A Rosa dos Tempos, selo da Editora Record, publicou há pouco O Martelo das Feiticeiras. O livro de Heinrich Kramer e James Sprenger foi publicado no século 15 como um manual para identificação de bruxas durante a Inquisição. A edição atual foi organizada por Rose Marie Muraro, com tradução de Paulo Fróes e revisão técnica de Renate Gierus – o prefácio é de Carlos Amadeu Byington. A chamada patrona do feminismo no Brasil faz uma bela introdução histórica. Contextualiza a questão da mulher, explicando como o machismo se constituiu ao longo do tempo, superando até mesmo uma condição natural de igualdade de posições entre os gêneros. Isto é, teria sido a força derivada da ação opressora construída de modo unilateral pelo gênero masculino que resultou no machismo. A ênfase neste ponto se dá pelo óbvio: a esmagadora maioria das vítimas da Inquisição foram mulheres.
Enquanto documento oficial, podemos tomar o livro como um testemunho do poder ideológico sobre quaisquer outras fontes de conhecimento. Nele notamos a resposta da dominação católica à ameaça sofrida por sua hegemonia, suscitada sobretudo pelas descobertas científicas de então. Kramer e Sprenger eram inquisidores. Entendiam que as bruxas estavam em toda parte, assumindo as mais diversas formas, incorporadas principalmente nas mulheres. Os encantamentos poderiam ser grotescos – como a supressão de membros do próprio corpo, por exemplo – ou até sutis, como sonhos e falta de desejo para a procriação.
É curioso pensar sobre a crença de pessoas daquele tempo nas bruxarias. Até mais ou menos o século 15, a Bíblia era hegemônica enquanto fonte de informação – eis um mundo segundo preceitos católicos. O ser humano, obra divina, deveria ser grato por sua criação, retribuindo com ações em vida em nome da eternidade.
Contudo, diversas foram as transformações na percepção sobre o mundo. Questionava-se a forma geométrica da Terra, bem como sua posição no centro do universo, abalando a crença da centralidade da criação divina. Homens comuns, cientistas, como Galileu, Kepler, Copérnico, entre outros, suscitavam dúvidas sobre a Criação.

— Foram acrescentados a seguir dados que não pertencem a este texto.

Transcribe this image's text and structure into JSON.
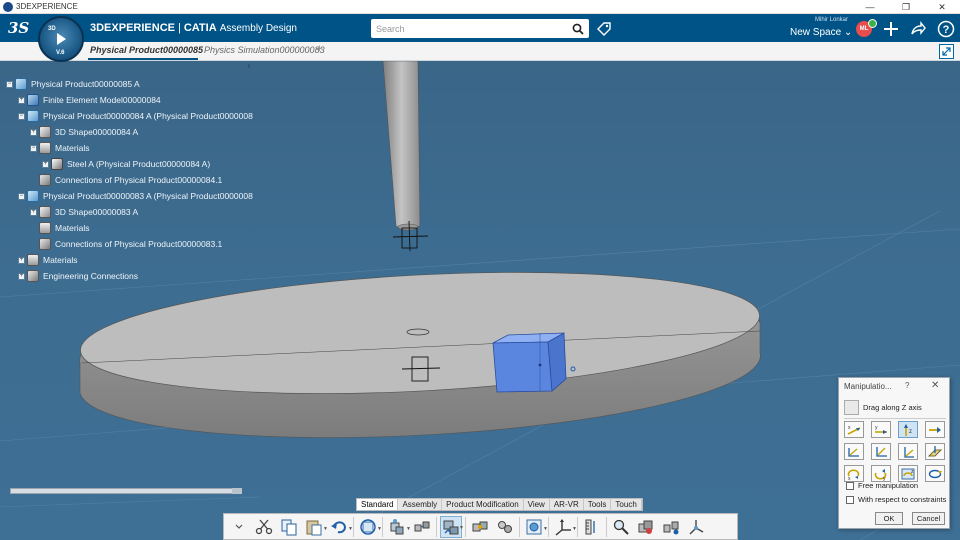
{
  "window": {
    "title": "3DEXPERIENCE",
    "buttons": [
      "—",
      "❐",
      "✕"
    ]
  },
  "header": {
    "brand_bold": "3DEXPERIENCE",
    "brand_sep": "|",
    "brand_product": "CATIA",
    "brand_app": "Assembly Design",
    "compass_version": "V.6",
    "compass_3d": "3D",
    "search_placeholder": "Search",
    "user_name": "Mihir Lonkar",
    "space_label": "New Space ⌄",
    "avatar_initials": "ML"
  },
  "tabs": [
    {
      "label": "Physical Product00000085",
      "active": true
    },
    {
      "label": "Physics Simulation000000083",
      "active": false
    }
  ],
  "tabs_add": "+",
  "tree": {
    "collapse_glyph": "‹",
    "rows": [
      {
        "label": "Physical Product00000085 A",
        "icon": "product-icon",
        "exp": "−"
      },
      {
        "label": "Finite Element Model00000084",
        "icon": "fem-icon",
        "exp": "+"
      },
      {
        "label": "Physical Product00000084 A (Physical Product0000008",
        "icon": "product-icon",
        "exp": "−"
      },
      {
        "label": "3D Shape00000084 A",
        "icon": "shape-icon",
        "exp": "+"
      },
      {
        "label": "Materials",
        "icon": "folder-icon",
        "exp": "−"
      },
      {
        "label": "Steel A (Physical Product00000084 A)",
        "icon": "material-icon",
        "exp": "+"
      },
      {
        "label": "Connections of Physical Product00000084.1",
        "icon": "connections-icon",
        "exp": ""
      },
      {
        "label": "Physical Product00000083 A (Physical Product0000008",
        "icon": "product-icon",
        "exp": "−"
      },
      {
        "label": "3D Shape00000083 A",
        "icon": "shape-icon",
        "exp": "+"
      },
      {
        "label": "Materials",
        "icon": "folder-icon",
        "exp": ""
      },
      {
        "label": "Connections of Physical Product00000083.1",
        "icon": "connections-icon",
        "exp": ""
      },
      {
        "label": "Materials",
        "icon": "folder-icon",
        "exp": "+"
      },
      {
        "label": "Engineering Connections",
        "icon": "connections-icon",
        "exp": "+"
      }
    ]
  },
  "section_tabs": [
    "Standard",
    "Assembly",
    "Product Modification",
    "View",
    "AR-VR",
    "Tools",
    "Touch"
  ],
  "section_tabs_active": "Standard",
  "manipulation": {
    "title": "Manipulatio...",
    "help": "?",
    "close": "✕",
    "mode": "Drag along Z axis",
    "free_manipulation": "Free manipulation",
    "with_constraints": "With respect to constraints",
    "ok": "OK",
    "cancel": "Cancel"
  },
  "colors": {
    "header": "#005386",
    "viewport": "#3d6d91",
    "selected_box": "#5b86e0"
  }
}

Abria-se precedentes para que se admitissem a existência de muito mais coisas do que realmente se sabia.
Em uma viagem descobria-se uma nova forma de vida não encontrada na Bíblia, não pertencente à linhagem adâmica, os indígenas das Américas. Jogar por terra uma verdade do livro sagrado do catolicismo dessa maneira tinha consequências a incidirem na fé católica como um todo.
A recém desenvolvida imprensa permitia a reprodução mais fácil da Bíblia, bem como estimulava a sua leitura e tradução do latim para outras línguas – a primeira gramática do Ocidente, a de Nebrija, foi criada em 1492, na Espanha. Por conseguinte, tornavam-se comuns as leituras no ambiente privado, sem o intermédio de sacerdotes, bem como interpretações unilaterais sobre a palavra de Deus. A Reforma Protestante iniciada com Lutero vinha no esteio desse movimento, valorizando a fé exercida individualmente segundo o princípio do Deus absconditus.

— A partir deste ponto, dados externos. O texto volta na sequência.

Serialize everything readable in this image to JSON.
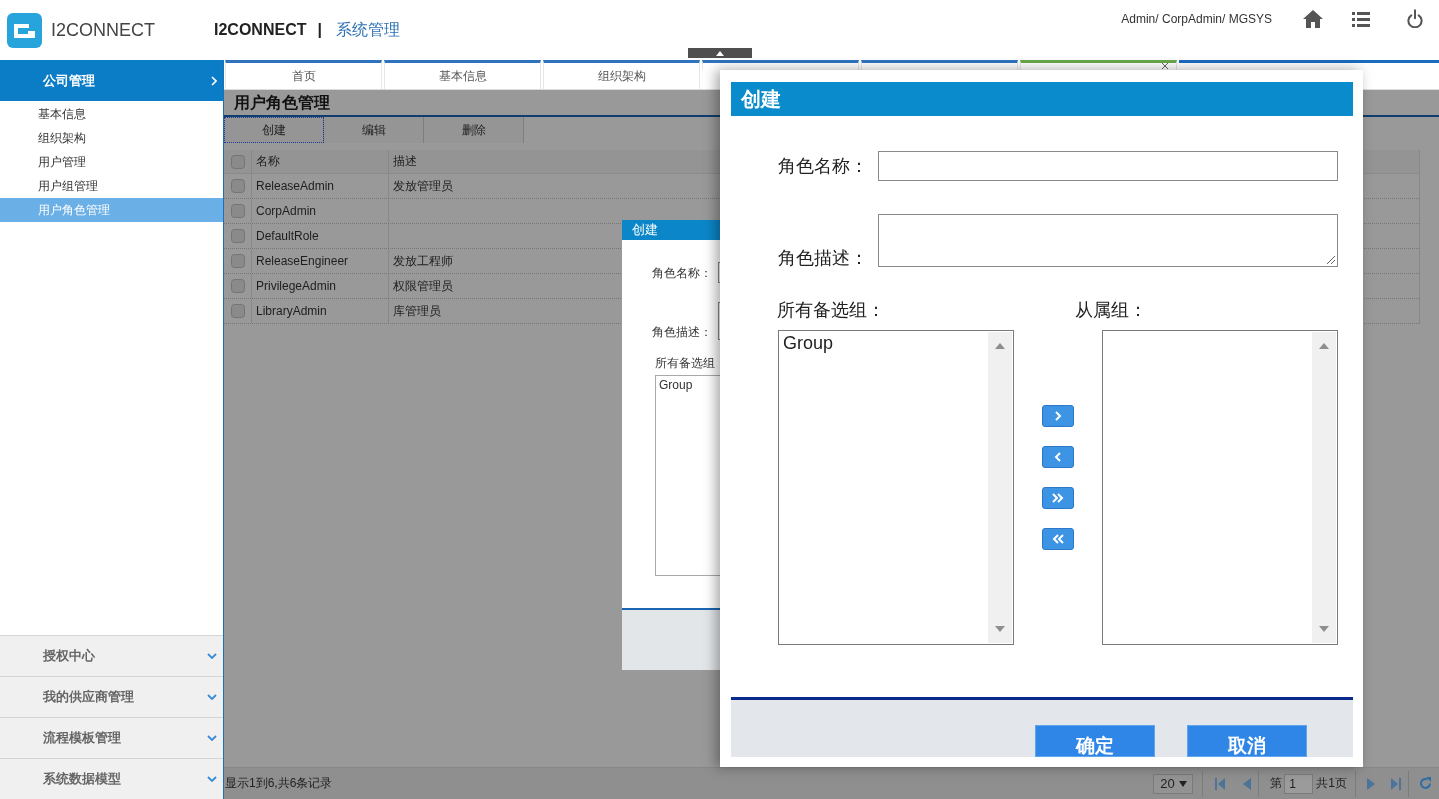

Diversos outros poderiam ser os fatos a contextualizarem os séculos 15 e 16. Todavia, aqui, o mais importante é a noção da lógica de inquietude quanto aos princípios católicos. A sociedade cristã estava inquieta e a Igreja tentava responder a tantos anseios e dúvidas, com toda e qualquer manifestação contrária aos preceitos bíblicos passando a ser vistas como desvirtuamento, heresia.

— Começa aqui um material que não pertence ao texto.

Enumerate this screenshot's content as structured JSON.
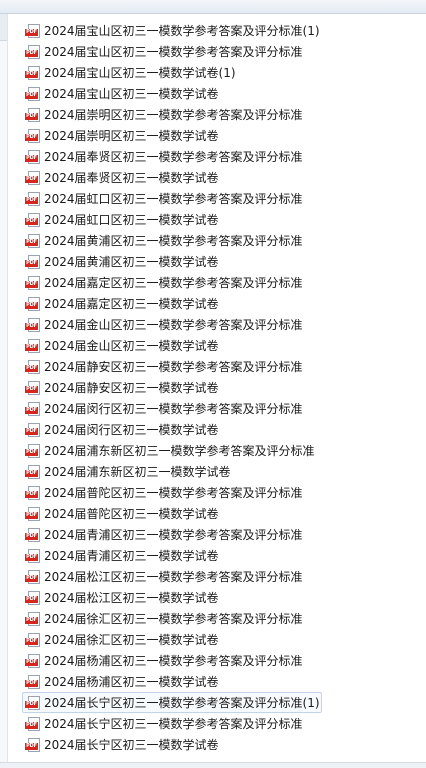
{
  "file_list": {
    "icon": "pdf-file-icon",
    "icon_badge": "PDF",
    "selected_index": 32,
    "items": [
      "2024届宝山区初三一模数学参考答案及评分标准(1)",
      "2024届宝山区初三一模数学参考答案及评分标准",
      "2024届宝山区初三一模数学试卷(1)",
      "2024届宝山区初三一模数学试卷",
      "2024届崇明区初三一模数学参考答案及评分标准",
      "2024届崇明区初三一模数学试卷",
      "2024届奉贤区初三一模数学参考答案及评分标准",
      "2024届奉贤区初三一模数学试卷",
      "2024届虹口区初三一模数学参考答案及评分标准",
      "2024届虹口区初三一模数学试卷",
      "2024届黄浦区初三一模数学参考答案及评分标准",
      "2024届黄浦区初三一模数学试卷",
      "2024届嘉定区初三一模数学参考答案及评分标准",
      "2024届嘉定区初三一模数学试卷",
      "2024届金山区初三一模数学参考答案及评分标准",
      "2024届金山区初三一模数学试卷",
      "2024届静安区初三一模数学参考答案及评分标准",
      "2024届静安区初三一模数学试卷",
      "2024届闵行区初三一模数学参考答案及评分标准",
      "2024届闵行区初三一模数学试卷",
      "2024届浦东新区初三一模数学参考答案及评分标准",
      "2024届浦东新区初三一模数学试卷",
      "2024届普陀区初三一模数学参考答案及评分标准",
      "2024届普陀区初三一模数学试卷",
      "2024届青浦区初三一模数学参考答案及评分标准",
      "2024届青浦区初三一模数学试卷",
      "2024届松江区初三一模数学参考答案及评分标准",
      "2024届松江区初三一模数学试卷",
      "2024届徐汇区初三一模数学参考答案及评分标准",
      "2024届徐汇区初三一模数学试卷",
      "2024届杨浦区初三一模数学参考答案及评分标准",
      "2024届杨浦区初三一模数学试卷",
      "2024届长宁区初三一模数学参考答案及评分标准(1)",
      "2024届长宁区初三一模数学参考答案及评分标准",
      "2024届长宁区初三一模数学试卷"
    ]
  }
}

A Inquisição foi uma atitude de vigia quanto ao desvirtuamento de uma doutrina, reforçando, ao mesmo tempo, preceitos centrais ao catolicismo. Portanto, ela, que sempre teve uma gigantesca estrutura moral, se esforça por assegurá-la, criando, de cima para baixo, violentamente, um movimento de reafirmação de seus preceitos. E isso se dá com a retomada de teses já escritas, com afirmação de sacramentos e passagens bíblicas historicamente consagradas no imaginário popular, pautando-se sempre no medo, o temor a Deus. A obra se apresenta como código de conduta.
Quem lesse o livro de Kramer e Sprenger naquele tempo, ficaria assustado ao ver que o fato de ter sonhado com água na noite anterior poderia significar algo mais grave do que se imaginava. Ficaria igualmente em alerta ao observar o comportamento de seus vizinhos que, a despeito de serem casados há vários anos, não tiveram filhos. Muitos outros exemplos ainda poderiam ser dados.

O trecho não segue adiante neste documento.